In order to get the green lock in the address bar, which will indicate to the user that the site is working properly using HTTPS, you need change all the way files (images, css, js, ...) to change from http to https. It is also possible instead of http or https put two slashes (//). For example:

<link rel="stylesheet" type="text/css" href="http://devreadwrite.com/style.css" />

replaced by:

<link rel="stylesheet" type="text/css" href="//devreadwrite.com/style.css" />

In this case, the file will be obtained in the same protocol in which a site has requested. In this case the https protocol. Or, specify the protocol explicitly.

<link rel="stylesheet" type="text/css" href="https://devreadwrite.com/style.css" />

The same principle you can be done links on the site.
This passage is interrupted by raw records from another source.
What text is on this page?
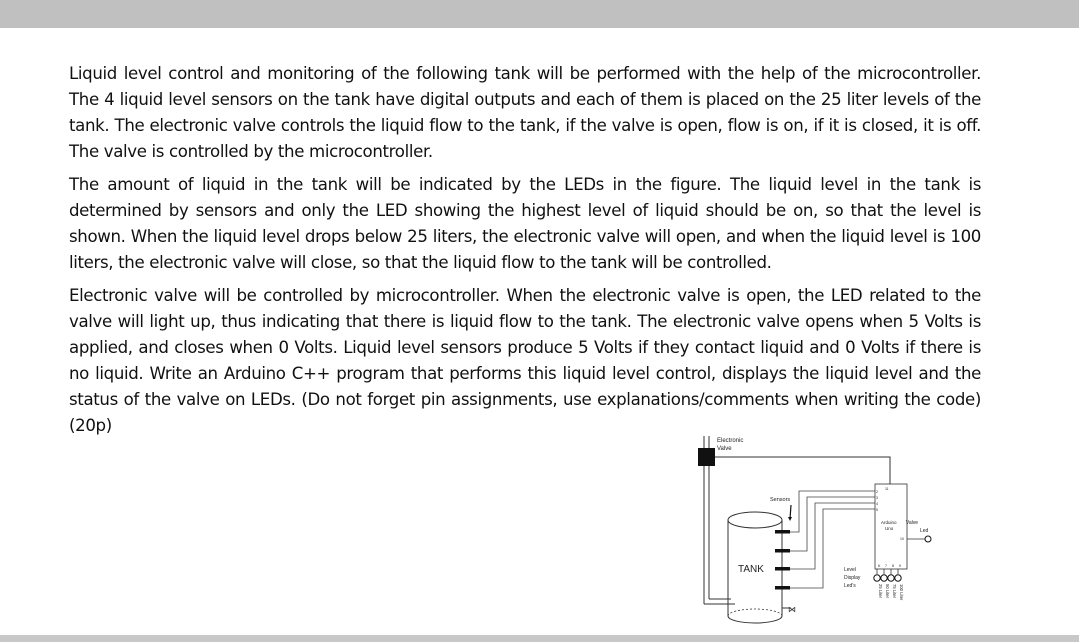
Liquid level control and monitoring of the following tank will be performed with the help of the microcontroller. The 4 liquid level sensors on the tank have digital outputs and each of them is placed on the 25 liter levels of the tank. The electronic valve controls the liquid flow to the tank, if the valve is open, flow is on, if it is closed, it is off. The valve is controlled by the microcontroller.

The amount of liquid in the tank will be indicated by the LEDs in the figure. The liquid level in the tank is determined by sensors and only the LED showing the highest level of liquid should be on, so that the level is shown. When the liquid level drops below 25 liters, the electronic valve will open, and when the liquid level is 100 liters, the electronic valve will close, so that the liquid flow to the tank will be controlled.

Electronic valve will be controlled by microcontroller. When the electronic valve is open, the LED related to the valve will light up, thus indicating that there is liquid flow to the tank. The electronic valve opens when 5 Volts is applied, and closes when 0 Volts. Liquid level sensors produce 5 Volts if they contact liquid and 0 Volts if there is no liquid. Write an Arduino C++ program that performs this liquid level control, displays the liquid level and the status of the valve on LEDs. (Do not forget pin assignments, use explanations/comments when writing the code) (20p)

Electronic
Valve
TANK
⋈
Sensors
11
2
3
4
5
Arduino
Uno
10
6 7 8 9
Valve
Led
Level
Display
Led's	25 Liter 50 Liter 75 Liter 100 Liter
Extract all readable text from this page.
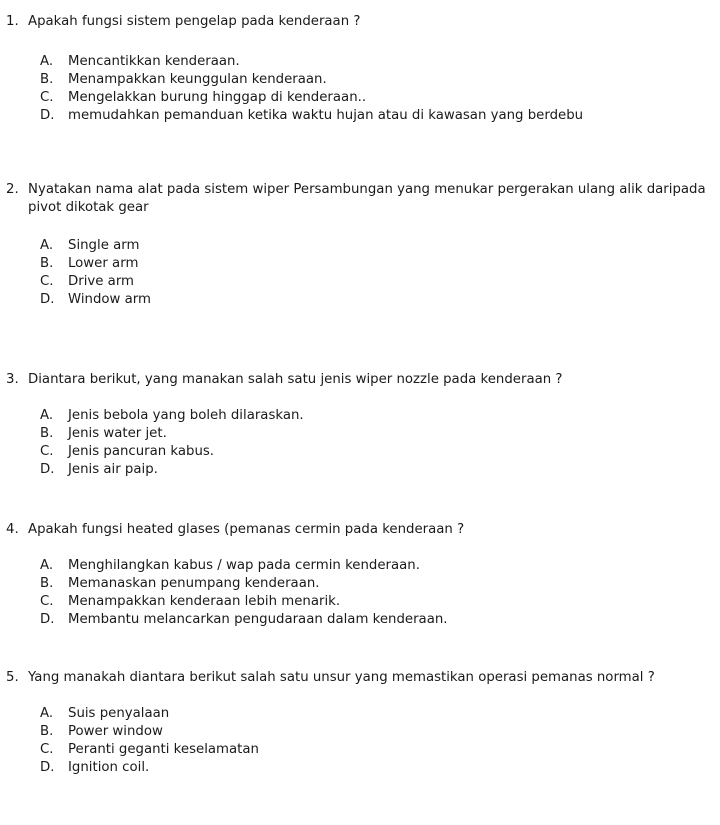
1. Apakah fungsi sistem pengelap pada kenderaan ?
A. Mencantikkan kenderaan.
B. Menampakkan keunggulan kenderaan.
C. Mengelakkan burung hinggap di kenderaan..
D. memudahkan pemanduan ketika waktu hujan atau di kawasan yang berdebu
2. Nyatakan nama alat pada sistem wiper Persambungan yang menukar pergerakan ulang alik daripada pivot dikotak gear
A. Single arm
B. Lower arm
C. Drive arm
D. Window arm
3. Diantara berikut, yang manakan salah satu jenis wiper nozzle pada kenderaan ?
A. Jenis bebola yang boleh dilaraskan.
B. Jenis water jet.
C. Jenis pancuran kabus.
D. Jenis air paip.
4. Apakah fungsi heated glases (pemanas cermin pada kenderaan ?
A. Menghilangkan kabus / wap pada cermin kenderaan.
B. Memanaskan penumpang kenderaan.
C. Menampakkan kenderaan lebih menarik.
D. Membantu melancarkan pengudaraan dalam kenderaan.
5. Yang manakah diantara berikut salah satu unsur yang memastikan operasi pemanas normal ?
A. Suis penyalaan
B. Power window
C. Peranti geganti keselamatan
D. Ignition coil.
How to renew a certificate

The certificate is issued for 3 months, so a few days before the expiration date you need renew it.

To renew the certificate, you must run the command:

./letsencrypt-auto renew

This command you can add to crontab for automatic renew of SSL certificate.

Pros and cons of this method of creating a certificate

A very big advantage of this method - is the creation of a certificate without dancing with a tambourine. There are many other ways, but this is the only method that is earned at once.

Minus of this method of creating a certificate is that to create a certificate, you must stop Nginx. Therefore websites on nginx in during the creation of the certificate will not work. Is approximately 5-10 seconds (at least on my server).

Result

As a result, we get a working https protocol on your website.